Based on the results of the modeling, it must be assumed that a correct representation of mangrove growth with MANGA is only possible if the tidal range and the influences of water extraction of the mangroves from the subsurface are considered. Calibration of the plant parameters is not necessary for this purpose. Also not considered are heterogeneous hydrogeological properties of the subsurface, e.g. concerning hydraulic conductivity or porosity.

The gradients of the salt concentration in the porewater caused by the plant water extraction have a significant effect on the growth dynamics of the mangrove population, especially in the landward area. Further, it can be concluded from the results that the influence of tides is a major influencing factor on the gradients of salinity concentration in bottom water.
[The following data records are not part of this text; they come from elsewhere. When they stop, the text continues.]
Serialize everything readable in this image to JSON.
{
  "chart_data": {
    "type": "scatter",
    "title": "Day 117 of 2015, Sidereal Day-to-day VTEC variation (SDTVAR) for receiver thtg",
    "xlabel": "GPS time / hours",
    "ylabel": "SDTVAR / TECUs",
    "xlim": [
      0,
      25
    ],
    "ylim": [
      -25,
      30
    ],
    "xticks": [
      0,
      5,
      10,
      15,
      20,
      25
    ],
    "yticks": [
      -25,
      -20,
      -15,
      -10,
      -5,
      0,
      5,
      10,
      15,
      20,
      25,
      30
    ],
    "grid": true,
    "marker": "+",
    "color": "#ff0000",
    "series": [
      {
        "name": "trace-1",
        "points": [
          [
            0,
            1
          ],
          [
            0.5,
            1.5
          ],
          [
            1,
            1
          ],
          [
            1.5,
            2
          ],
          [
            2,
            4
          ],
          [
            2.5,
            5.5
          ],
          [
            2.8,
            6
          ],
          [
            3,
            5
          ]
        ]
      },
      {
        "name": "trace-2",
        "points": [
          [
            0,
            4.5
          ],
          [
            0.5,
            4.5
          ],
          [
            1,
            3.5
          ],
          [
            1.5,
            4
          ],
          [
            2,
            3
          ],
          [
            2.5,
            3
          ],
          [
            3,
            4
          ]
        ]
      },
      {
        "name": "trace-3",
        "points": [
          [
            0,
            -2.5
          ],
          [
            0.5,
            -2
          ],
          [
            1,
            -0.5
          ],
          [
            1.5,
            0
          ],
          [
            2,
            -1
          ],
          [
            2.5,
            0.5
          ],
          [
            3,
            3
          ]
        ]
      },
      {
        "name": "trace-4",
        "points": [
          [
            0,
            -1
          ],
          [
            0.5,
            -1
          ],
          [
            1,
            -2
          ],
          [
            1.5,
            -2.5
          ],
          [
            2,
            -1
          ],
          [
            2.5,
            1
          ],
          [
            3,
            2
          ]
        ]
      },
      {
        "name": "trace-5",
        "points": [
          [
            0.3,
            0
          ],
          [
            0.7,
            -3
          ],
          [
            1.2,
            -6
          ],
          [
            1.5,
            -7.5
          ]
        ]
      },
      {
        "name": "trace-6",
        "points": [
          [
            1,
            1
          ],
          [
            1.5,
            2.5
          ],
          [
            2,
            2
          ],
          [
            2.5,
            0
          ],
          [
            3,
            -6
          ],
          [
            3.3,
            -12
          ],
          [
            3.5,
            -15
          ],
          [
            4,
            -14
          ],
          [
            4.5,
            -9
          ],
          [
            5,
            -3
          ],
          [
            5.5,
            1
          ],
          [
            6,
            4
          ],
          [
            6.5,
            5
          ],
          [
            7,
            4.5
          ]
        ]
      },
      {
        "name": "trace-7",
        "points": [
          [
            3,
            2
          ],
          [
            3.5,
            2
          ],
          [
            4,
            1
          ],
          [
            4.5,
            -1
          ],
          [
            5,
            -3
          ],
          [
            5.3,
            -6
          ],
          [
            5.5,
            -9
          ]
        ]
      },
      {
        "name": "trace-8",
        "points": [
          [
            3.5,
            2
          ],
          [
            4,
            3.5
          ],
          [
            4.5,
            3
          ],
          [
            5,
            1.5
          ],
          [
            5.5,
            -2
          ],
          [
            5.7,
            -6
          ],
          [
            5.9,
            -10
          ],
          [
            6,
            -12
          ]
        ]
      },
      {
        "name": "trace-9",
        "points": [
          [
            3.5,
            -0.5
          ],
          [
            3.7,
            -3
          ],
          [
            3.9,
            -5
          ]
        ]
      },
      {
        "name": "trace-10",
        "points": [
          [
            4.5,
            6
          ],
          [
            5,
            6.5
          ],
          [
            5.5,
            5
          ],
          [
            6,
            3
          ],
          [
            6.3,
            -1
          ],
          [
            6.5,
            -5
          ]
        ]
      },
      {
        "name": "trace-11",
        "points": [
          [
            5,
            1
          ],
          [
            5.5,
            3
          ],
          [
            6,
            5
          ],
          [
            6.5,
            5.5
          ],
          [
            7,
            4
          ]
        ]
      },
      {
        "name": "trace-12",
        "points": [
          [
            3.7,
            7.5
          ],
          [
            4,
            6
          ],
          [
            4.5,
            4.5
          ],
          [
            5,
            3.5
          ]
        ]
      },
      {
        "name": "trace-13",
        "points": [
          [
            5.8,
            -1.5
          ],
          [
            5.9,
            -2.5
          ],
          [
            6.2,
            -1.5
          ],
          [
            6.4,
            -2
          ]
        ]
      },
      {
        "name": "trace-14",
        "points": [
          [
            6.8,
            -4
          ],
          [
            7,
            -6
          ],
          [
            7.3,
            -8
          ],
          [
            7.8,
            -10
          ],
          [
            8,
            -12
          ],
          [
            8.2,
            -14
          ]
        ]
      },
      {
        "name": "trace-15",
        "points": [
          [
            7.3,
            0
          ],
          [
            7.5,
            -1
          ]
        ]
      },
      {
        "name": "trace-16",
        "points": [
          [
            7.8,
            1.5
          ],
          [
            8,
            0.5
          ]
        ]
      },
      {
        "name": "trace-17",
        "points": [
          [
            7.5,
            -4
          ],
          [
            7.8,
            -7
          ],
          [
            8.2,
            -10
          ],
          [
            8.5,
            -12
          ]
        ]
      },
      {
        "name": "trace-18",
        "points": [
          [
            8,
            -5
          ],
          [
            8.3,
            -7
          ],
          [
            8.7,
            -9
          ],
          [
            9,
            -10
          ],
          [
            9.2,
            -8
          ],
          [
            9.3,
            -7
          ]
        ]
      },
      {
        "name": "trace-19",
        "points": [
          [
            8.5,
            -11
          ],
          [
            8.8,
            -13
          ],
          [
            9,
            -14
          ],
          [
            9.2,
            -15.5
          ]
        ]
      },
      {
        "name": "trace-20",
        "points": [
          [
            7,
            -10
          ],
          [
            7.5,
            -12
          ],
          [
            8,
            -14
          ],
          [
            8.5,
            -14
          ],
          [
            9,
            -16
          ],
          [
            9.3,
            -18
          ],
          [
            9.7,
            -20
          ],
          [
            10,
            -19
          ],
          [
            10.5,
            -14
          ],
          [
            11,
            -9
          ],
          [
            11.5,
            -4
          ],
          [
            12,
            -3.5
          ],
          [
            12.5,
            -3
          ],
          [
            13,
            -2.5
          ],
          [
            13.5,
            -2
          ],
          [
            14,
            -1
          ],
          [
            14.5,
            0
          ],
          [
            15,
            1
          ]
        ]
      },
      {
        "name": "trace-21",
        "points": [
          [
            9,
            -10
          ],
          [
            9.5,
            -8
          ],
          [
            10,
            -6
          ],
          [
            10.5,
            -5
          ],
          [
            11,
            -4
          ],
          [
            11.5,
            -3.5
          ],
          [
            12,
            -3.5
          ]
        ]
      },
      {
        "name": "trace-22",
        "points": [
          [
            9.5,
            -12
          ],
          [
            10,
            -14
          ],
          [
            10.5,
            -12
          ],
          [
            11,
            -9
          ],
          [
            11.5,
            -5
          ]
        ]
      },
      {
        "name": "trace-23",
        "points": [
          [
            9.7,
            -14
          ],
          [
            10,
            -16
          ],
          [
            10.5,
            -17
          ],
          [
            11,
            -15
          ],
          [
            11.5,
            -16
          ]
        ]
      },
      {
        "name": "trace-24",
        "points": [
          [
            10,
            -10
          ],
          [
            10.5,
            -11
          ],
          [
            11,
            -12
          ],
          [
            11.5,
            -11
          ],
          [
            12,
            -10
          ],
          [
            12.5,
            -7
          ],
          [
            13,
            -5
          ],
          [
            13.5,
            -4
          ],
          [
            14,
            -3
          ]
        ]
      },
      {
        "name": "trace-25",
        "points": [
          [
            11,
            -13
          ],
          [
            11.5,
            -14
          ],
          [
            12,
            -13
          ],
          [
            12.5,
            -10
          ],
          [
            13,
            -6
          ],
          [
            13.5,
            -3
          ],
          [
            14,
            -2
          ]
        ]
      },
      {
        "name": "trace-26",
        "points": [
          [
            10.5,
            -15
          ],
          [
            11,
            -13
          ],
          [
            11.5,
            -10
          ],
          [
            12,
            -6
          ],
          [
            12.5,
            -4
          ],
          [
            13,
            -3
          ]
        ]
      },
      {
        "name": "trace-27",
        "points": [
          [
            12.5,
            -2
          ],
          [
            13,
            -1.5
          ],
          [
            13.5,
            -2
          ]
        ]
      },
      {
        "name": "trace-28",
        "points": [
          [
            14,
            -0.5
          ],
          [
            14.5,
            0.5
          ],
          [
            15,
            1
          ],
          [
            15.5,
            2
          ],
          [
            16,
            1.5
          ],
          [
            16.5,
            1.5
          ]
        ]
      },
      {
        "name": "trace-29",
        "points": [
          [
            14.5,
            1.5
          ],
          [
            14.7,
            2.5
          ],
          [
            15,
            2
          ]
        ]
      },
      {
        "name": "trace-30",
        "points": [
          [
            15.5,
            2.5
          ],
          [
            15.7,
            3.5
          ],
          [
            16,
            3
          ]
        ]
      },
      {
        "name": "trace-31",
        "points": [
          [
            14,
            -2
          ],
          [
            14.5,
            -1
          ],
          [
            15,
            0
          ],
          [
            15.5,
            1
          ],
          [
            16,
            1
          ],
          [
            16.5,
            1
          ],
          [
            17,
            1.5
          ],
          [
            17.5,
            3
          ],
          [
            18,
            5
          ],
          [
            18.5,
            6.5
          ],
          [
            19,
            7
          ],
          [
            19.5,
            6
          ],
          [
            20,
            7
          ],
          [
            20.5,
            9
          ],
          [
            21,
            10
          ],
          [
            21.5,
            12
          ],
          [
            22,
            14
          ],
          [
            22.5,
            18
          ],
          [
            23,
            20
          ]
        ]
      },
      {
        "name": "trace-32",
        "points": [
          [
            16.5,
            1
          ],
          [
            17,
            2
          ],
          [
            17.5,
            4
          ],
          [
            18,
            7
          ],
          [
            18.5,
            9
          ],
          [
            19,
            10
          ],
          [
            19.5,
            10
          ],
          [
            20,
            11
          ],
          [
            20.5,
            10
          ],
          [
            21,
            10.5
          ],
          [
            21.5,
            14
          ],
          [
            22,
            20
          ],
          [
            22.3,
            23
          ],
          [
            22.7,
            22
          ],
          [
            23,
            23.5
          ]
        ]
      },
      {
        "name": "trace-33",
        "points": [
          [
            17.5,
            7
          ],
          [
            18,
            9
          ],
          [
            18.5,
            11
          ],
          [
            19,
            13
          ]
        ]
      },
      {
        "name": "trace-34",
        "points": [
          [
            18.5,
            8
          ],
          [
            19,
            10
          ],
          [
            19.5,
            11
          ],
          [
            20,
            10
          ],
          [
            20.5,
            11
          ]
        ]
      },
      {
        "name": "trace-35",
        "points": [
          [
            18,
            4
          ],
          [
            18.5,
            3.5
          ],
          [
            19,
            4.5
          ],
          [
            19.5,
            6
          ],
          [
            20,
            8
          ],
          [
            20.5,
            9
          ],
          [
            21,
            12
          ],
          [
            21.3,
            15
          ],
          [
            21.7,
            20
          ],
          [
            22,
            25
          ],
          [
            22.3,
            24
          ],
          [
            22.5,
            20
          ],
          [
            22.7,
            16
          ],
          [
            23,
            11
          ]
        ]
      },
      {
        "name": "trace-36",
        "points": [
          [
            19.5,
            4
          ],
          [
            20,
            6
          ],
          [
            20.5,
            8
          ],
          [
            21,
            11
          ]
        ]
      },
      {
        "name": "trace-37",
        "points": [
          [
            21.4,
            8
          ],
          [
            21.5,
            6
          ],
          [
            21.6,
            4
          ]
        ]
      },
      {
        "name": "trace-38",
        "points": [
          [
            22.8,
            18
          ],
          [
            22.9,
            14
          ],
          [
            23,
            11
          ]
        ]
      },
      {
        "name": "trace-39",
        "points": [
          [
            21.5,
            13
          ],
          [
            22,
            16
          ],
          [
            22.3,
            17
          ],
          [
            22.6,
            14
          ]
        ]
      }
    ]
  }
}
This influence is greatest at the seaward end of the transect. As the height of the tide decreases, or the duration of inundation decreases, the feedback between plant water and bottom water budgets takes on increasing importance in this process.

Using the sensitivity analysis of the model with respect to species dominance, it was shown that species composition can be described by considering soil water balance and plant water withdrawal across the system boundary. By variation of just two parameters (see Table 3) that directly affect tree water uptake, typical zonation patterns in mixed mangrove forests could be reproduced. This was accomplished even with roughly estimated plant-specific parameters for one of the two species. If the boundary conditions of the salt concentrations on the land- and seaward side are both chosen very high or very low, monoculture forests are formed. If a moderate mean value of the salinities is chosen, mixed forests of both species are formed. These show zones with clear dominance of one species, separated by sharp transitions. These transitions are shown to depend on the porewater salinity. The species composition in the model agrees with the measured field data.

Outlook

There is evidence in the literature that mangroves adapt to their environmental conditions over time. A lower salt concentration in the bottom water provides higher xylem conductance and thus greater transpiration. At the same time, however, a low salt concentration in the subsurface also provides higher leaf water potentials that inhibit transpiration. These mutually balancing processes provide approximately constant transpiration rates at different porewater salinities. A more detailed study of these processes may help to understand the ability of mangroves to adapt their physiology to appropriate sites prevailing environmental conditions.

Precipitation was not dynamically integrated as a separate process in this project, as still described, but is represented by the land-based constant boundary condition of water level and salinity. The Exmouth Gulf is generally a region of very low annual precipitation sums. However, the variability of individual rainfall events is very high. Due to cyclones, heavy rainfall events occur regularly and account for a not insignificant portion of the total precipitation. The influence of precipitation on the mangrove population was studied indirectly by setting different values of the boundary condition of landward porewater salinity. Since this boundary condition was shown to be a very sensitive variable, it follows that precipitation also has an influence on mangrove species composition and, in general, the formation of typical mangrove forest structures. In the course of climate change, it can be assumed that heavy rainfall events or generally extreme weather situations will increase and that sea level will rise. Since the model was able to represent the populations according to reality, it could also be used to investigate the effects of climate change on the sensitive ecosystems of the mangrove forests. Further, the model can provide important clues in the study of all relationships between forest structures and plant characteristics. Models that represent the processes based on more conceptual approaches than MANGA can be calibrated and verified with MANGA.